To me, the depth lies in the game once you "get" it. Once you have started to play, the game opens up, layer upon layer.

But, that is not the answer that these guys are looking for. I have been told that the game is complex to hide the dumbing down of the gold/resource model. The "economic model", if you will. Sure, there isn't a grand economic model in the game....but, there are resources for heavy troops, gold for elite troops, and holiness for sacred troops....along with all the units in the game. Fortresses (as in, where to place them), the combat engine, dominion spread, magic, ect ect ect ect....

But, all of that is made null and void to them when they simply say, "The amount of units do not add depth, just complexity, to cover up the dumbed-down economic model, the mediocre and crude combat engine, and the lack of 'city buildings'."

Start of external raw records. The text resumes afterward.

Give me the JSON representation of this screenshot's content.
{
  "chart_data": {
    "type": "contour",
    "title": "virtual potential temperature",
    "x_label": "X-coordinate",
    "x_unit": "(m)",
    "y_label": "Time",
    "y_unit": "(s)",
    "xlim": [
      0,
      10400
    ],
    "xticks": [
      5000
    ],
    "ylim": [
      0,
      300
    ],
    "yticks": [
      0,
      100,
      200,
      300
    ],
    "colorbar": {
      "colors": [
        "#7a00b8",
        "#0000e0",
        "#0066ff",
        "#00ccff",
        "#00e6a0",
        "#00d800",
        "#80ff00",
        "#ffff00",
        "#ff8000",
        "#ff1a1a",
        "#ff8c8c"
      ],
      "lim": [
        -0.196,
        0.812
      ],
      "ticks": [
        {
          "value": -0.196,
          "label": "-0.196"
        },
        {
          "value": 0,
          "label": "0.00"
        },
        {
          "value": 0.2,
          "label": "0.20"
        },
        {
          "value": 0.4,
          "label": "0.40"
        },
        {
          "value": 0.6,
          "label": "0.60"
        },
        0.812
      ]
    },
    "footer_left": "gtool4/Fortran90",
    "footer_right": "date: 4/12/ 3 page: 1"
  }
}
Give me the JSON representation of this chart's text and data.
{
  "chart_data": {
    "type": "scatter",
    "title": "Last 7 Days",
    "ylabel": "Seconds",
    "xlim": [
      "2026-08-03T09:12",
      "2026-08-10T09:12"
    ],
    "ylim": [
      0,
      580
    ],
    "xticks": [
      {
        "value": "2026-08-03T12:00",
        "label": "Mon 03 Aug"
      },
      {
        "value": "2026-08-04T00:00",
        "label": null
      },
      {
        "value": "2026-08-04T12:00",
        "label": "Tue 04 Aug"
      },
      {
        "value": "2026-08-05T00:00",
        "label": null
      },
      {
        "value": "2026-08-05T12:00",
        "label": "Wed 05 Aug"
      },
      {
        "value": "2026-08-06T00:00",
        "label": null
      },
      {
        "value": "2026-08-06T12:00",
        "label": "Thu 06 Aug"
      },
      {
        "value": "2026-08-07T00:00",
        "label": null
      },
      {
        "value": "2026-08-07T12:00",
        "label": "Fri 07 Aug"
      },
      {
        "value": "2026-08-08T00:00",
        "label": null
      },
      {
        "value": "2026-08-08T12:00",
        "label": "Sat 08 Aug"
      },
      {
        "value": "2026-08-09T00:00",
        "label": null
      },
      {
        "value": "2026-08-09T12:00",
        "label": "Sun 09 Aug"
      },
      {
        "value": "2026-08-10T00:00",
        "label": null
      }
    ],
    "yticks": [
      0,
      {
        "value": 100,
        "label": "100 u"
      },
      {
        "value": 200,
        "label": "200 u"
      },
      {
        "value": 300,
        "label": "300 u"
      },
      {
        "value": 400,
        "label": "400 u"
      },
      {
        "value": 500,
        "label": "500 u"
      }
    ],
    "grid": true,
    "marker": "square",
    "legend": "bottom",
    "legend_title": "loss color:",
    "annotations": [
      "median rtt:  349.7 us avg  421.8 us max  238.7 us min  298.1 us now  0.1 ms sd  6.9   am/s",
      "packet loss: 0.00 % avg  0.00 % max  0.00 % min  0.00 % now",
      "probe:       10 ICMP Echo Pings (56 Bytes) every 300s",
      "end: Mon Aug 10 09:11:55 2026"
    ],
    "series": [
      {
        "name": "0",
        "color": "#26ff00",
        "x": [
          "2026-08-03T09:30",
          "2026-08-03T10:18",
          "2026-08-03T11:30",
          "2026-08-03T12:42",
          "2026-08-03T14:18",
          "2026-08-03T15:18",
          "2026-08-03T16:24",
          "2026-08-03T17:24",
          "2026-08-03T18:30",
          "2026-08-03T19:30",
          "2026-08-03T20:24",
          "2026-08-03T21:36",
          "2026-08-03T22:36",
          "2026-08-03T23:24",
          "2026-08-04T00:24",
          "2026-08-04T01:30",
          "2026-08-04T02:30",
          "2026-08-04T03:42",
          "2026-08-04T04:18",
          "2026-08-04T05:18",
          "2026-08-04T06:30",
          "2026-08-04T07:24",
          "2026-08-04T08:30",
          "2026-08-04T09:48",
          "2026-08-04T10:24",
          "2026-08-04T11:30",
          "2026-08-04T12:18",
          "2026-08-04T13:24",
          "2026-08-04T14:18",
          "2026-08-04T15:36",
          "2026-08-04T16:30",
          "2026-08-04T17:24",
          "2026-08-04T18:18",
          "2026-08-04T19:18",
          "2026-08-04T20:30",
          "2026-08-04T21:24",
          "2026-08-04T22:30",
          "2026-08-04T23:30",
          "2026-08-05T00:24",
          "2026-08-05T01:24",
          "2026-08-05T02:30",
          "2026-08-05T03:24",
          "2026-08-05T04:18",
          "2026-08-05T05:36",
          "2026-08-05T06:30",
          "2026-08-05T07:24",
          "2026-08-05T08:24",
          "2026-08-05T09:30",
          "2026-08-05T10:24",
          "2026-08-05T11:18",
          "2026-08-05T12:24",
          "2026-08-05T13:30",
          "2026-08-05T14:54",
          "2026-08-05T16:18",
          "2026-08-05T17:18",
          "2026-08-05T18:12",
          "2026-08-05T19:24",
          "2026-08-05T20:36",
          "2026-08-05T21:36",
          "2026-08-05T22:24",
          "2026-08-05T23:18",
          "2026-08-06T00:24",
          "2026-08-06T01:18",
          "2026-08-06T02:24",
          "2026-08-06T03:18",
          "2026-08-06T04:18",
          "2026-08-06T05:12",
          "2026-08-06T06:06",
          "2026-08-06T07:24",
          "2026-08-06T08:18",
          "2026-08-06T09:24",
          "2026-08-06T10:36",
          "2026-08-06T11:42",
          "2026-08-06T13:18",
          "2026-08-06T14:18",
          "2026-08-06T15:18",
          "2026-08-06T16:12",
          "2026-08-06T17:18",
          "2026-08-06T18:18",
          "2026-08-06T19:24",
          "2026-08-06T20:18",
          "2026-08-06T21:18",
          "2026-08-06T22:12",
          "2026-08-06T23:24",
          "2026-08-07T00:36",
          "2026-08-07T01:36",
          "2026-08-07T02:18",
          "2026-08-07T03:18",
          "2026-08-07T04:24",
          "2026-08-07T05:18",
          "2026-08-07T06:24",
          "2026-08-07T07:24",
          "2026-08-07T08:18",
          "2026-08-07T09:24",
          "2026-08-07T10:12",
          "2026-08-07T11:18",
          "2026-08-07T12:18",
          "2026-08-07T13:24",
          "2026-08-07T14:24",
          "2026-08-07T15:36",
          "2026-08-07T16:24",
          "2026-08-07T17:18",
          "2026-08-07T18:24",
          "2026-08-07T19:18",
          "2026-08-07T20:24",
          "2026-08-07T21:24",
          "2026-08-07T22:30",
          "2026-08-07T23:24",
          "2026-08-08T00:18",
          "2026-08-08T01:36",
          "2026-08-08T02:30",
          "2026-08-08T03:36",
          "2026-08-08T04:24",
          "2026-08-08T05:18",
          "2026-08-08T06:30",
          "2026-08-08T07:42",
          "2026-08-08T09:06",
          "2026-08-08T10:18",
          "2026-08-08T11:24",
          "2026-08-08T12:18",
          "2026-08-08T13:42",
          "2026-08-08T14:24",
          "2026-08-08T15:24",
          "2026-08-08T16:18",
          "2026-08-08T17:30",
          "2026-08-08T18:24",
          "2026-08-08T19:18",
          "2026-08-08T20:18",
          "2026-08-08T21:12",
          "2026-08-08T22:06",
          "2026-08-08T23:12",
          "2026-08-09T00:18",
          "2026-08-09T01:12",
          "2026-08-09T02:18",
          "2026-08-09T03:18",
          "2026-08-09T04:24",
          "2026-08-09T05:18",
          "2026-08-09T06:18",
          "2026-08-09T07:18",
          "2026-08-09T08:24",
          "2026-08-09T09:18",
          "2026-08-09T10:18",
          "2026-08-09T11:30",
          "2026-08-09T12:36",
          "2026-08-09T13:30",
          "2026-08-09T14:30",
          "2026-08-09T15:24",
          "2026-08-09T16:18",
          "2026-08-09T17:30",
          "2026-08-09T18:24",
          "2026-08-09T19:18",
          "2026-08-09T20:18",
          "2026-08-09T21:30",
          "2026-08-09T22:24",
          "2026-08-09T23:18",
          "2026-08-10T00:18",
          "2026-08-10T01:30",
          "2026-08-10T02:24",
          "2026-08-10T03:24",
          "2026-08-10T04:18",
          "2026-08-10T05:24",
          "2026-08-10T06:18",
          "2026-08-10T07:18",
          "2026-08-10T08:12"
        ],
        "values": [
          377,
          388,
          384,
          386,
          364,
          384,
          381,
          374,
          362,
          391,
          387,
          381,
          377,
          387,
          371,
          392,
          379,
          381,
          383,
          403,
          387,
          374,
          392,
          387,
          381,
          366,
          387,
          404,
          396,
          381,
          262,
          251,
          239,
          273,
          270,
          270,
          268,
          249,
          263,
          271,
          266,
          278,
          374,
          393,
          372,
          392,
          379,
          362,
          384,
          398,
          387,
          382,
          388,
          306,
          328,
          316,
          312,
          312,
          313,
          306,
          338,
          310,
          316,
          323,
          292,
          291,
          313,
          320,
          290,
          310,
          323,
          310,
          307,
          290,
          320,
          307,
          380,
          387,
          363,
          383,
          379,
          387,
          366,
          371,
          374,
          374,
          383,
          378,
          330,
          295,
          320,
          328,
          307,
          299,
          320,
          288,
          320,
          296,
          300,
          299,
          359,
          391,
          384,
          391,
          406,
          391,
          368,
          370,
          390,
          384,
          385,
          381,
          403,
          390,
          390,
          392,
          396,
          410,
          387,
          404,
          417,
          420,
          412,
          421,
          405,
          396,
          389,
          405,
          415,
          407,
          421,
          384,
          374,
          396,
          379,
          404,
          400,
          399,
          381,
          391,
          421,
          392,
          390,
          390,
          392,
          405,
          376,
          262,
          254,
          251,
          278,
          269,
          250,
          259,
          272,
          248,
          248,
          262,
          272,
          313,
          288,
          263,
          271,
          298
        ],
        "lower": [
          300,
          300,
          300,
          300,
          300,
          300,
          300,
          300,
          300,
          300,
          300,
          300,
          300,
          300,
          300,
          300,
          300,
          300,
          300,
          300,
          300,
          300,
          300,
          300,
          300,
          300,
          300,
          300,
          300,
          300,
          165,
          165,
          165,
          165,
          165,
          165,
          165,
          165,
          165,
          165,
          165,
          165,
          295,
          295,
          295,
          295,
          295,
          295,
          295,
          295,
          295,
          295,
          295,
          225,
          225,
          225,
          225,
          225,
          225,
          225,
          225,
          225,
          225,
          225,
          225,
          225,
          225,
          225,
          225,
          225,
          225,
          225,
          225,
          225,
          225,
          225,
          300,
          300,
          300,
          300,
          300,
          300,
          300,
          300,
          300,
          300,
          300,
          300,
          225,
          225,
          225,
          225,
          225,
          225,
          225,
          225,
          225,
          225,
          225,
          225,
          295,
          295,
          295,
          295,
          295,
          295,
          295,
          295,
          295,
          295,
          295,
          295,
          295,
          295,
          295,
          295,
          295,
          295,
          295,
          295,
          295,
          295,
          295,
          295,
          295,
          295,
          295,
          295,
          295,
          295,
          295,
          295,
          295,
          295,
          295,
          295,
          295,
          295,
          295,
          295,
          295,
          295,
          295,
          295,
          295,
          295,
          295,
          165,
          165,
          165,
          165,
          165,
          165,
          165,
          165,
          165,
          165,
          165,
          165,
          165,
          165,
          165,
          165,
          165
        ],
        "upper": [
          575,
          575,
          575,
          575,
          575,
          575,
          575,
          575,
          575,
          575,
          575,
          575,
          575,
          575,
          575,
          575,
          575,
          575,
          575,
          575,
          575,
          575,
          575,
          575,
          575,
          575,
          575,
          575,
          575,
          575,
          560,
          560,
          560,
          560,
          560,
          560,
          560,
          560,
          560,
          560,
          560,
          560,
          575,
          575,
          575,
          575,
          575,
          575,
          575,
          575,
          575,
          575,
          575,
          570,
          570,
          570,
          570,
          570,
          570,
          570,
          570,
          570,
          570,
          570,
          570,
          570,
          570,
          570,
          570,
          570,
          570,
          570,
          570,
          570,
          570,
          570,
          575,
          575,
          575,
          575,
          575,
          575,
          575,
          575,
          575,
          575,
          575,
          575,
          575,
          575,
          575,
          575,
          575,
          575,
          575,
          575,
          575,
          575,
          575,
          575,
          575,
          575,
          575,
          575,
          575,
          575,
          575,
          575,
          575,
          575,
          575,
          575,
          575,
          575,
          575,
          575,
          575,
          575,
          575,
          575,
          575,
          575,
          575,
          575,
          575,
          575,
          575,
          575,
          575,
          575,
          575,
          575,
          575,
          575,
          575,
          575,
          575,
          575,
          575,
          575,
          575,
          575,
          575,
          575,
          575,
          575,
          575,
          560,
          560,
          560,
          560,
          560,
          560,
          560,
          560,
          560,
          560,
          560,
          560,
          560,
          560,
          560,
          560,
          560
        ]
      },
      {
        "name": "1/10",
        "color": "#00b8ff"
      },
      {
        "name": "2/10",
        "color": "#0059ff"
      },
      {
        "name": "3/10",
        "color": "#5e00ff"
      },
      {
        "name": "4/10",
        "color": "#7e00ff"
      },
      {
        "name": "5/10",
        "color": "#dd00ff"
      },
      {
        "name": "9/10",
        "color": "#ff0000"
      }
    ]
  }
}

So, how would you guys answer these criticisms? Personally, I don't think they are "getting it". But, these are guys that no wargaming and strategy 4X games like the back of their hands....Perhaps Dom3 just isn't the butter to their bread....but at the same time, to pull the game down to "dumbed-down" is a stretch also.

There is incredible depth here....the amount of units allows for so many varied (random) strategies from game to game. Throw in the map terrains, the grand strategy, the warfare planning, each nation's uniqueness....not to mention the magic system....there is just so much in the game. I think that if there was a highly involved economic system placed in the game, the game would crumble. Imagine trying to balance steel, gold, food, population caps, wood, silver, iron, coal, and whatever other name for a resource in a Civ game (or an rts for that matter).

To me, this game is beyond Civ. This game has so much more to offer. Sure, in Civ, you can build a ton of buildings to allow you to recruit specialized troops, or buildings to allow you to take advantage of a specific resource, or to add more gold to you coffers. But that is just it....you build the same exact buildings in nearly every city (granted, Stardocks GalCiv2 fixes this somewhat). In Civ, you do not have the unit spread that Dom3 (or, heck, any of the Dom games) have. But, the amount of units in Dominions is just to "cover up" the lack of economics in the game.

So, how would you guys answer the critisism that I keep hearing in personal discussions?